Again the load shot very high. Huh. Well, in a full-scale OpenStack
setup, maybe storage can handle that much I/O more gracefully ... or
not. Again, should taking snapshots interfere with foreground activity?
I would say, most often not. Queuing and serializing snapshots would
strictly limit the interference with foreground. Also, very high end
storage can perform snapshots *very* quickly, so serialized snapshots
will not be slow. My take is that the default behavior should be to
queue and serialize all heavy I/O operations, with non-default
allowances for limited concurrency.
Cleaned up (which required reboot/unstack/stack and more). Tried again.
Ran two test backups (which in the current iteration create Cinder
volume snapshots). Asked Cinder to delete the snapshots. Again, very
high load factors, and in "top" I can see two long-running "dd"

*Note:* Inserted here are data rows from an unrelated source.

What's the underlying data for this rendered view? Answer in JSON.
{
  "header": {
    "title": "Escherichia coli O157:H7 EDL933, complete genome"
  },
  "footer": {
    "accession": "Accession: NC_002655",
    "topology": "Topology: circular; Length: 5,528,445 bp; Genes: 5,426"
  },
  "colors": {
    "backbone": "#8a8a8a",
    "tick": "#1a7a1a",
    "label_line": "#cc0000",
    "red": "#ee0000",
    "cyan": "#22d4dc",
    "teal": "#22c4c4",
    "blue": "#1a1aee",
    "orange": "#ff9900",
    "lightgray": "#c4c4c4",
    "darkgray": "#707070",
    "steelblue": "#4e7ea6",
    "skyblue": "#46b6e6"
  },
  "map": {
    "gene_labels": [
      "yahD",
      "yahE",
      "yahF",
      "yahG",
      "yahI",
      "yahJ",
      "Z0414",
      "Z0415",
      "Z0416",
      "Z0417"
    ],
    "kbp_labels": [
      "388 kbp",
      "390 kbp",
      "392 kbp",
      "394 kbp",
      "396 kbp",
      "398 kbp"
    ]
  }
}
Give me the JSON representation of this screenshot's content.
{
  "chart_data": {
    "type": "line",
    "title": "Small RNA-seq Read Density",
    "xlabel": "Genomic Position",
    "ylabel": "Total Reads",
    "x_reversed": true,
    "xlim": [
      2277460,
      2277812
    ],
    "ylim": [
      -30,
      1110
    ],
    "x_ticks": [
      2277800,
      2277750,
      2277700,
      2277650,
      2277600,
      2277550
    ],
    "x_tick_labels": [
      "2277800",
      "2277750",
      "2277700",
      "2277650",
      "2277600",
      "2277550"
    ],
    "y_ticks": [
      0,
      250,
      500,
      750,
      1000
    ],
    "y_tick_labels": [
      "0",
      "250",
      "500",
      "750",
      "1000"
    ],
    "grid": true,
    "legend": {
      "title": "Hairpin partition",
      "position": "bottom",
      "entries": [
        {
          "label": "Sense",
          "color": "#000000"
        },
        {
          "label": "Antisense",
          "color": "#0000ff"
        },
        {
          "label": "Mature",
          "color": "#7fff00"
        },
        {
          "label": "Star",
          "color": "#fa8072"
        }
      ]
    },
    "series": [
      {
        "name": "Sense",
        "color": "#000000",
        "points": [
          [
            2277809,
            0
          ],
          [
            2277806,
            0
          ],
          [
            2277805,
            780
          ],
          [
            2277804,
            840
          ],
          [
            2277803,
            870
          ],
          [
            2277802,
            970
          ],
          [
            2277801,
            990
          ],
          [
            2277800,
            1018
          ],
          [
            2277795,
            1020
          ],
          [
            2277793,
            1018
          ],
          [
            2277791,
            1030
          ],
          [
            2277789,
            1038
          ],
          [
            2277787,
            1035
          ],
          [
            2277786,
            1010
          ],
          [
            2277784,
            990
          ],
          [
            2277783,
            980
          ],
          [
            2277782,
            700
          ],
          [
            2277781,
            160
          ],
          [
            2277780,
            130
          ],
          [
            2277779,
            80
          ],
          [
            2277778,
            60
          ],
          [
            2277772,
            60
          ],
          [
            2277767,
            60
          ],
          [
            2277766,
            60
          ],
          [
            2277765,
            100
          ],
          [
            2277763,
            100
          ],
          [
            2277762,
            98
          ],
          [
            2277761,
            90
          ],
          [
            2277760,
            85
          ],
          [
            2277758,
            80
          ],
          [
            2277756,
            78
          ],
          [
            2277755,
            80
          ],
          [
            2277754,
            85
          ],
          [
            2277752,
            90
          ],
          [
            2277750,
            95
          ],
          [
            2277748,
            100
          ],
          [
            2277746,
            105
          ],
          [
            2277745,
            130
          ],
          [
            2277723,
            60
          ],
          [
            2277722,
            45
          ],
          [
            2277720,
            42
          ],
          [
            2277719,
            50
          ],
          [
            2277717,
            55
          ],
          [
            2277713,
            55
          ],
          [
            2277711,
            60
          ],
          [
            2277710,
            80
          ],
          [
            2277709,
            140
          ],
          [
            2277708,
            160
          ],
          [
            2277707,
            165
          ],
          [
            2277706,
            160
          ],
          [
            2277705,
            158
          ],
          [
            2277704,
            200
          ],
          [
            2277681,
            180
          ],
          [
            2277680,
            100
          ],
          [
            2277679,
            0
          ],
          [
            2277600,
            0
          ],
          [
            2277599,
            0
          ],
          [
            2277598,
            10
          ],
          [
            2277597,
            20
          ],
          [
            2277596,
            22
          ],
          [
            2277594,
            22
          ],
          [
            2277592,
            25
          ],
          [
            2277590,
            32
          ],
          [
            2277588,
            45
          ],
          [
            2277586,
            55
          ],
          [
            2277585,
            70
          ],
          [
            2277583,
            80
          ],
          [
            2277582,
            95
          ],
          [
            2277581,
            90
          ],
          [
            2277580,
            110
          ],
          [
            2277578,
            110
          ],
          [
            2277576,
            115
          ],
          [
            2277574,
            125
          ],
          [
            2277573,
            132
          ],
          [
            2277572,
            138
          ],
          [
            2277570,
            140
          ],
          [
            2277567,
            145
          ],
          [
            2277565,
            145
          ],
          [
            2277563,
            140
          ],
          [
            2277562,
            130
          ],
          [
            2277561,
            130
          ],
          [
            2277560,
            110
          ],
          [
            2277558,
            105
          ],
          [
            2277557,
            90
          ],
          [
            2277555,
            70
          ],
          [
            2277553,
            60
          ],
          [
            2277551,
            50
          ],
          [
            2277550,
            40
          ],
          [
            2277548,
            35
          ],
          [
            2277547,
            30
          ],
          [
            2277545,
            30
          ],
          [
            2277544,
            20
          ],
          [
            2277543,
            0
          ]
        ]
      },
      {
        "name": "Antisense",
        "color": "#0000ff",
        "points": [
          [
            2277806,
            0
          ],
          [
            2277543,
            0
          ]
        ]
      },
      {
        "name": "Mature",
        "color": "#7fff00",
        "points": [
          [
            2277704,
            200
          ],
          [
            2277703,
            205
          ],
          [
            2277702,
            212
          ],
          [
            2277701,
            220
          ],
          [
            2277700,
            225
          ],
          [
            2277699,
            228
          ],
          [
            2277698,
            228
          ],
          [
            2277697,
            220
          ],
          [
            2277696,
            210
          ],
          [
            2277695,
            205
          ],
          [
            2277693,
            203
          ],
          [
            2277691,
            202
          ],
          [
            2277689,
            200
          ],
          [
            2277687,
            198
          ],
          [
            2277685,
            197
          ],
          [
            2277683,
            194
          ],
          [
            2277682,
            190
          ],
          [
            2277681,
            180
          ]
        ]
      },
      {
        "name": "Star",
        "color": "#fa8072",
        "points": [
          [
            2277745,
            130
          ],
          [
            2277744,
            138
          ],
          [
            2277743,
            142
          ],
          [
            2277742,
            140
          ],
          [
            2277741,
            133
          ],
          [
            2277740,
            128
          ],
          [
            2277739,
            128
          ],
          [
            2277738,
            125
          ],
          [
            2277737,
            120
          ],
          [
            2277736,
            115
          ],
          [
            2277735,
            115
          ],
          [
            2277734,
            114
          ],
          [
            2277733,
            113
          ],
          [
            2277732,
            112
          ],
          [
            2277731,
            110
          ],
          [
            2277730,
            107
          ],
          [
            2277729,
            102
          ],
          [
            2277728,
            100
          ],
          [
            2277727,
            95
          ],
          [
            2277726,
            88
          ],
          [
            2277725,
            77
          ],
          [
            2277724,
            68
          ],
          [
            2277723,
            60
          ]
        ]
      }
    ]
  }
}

processes. (Given I have a single disk, more than one "dd" is not good.)
Running too many heavyweight operations against storage can lead to
thrashing. Queuing can strictly limit that load, and insure better and
reliable performance. I am not seeing evidence of this thought in my
OpenStack testing.
So far it looks like there is no thought to managing the impact of disk
intensive management operations. Am I missing something?
Nope, I think you pretty much hit the nail on the head. Very much
appreciate your thoughts above on the matter and I look forward to
working with you to address the problems. If you haven't already, get to
know the Rally contributor team, who are working to write benchmarks and
stress tests that show these kinds of issues.
The Rally team hangs out on freenode IRC #openstack-rally channel.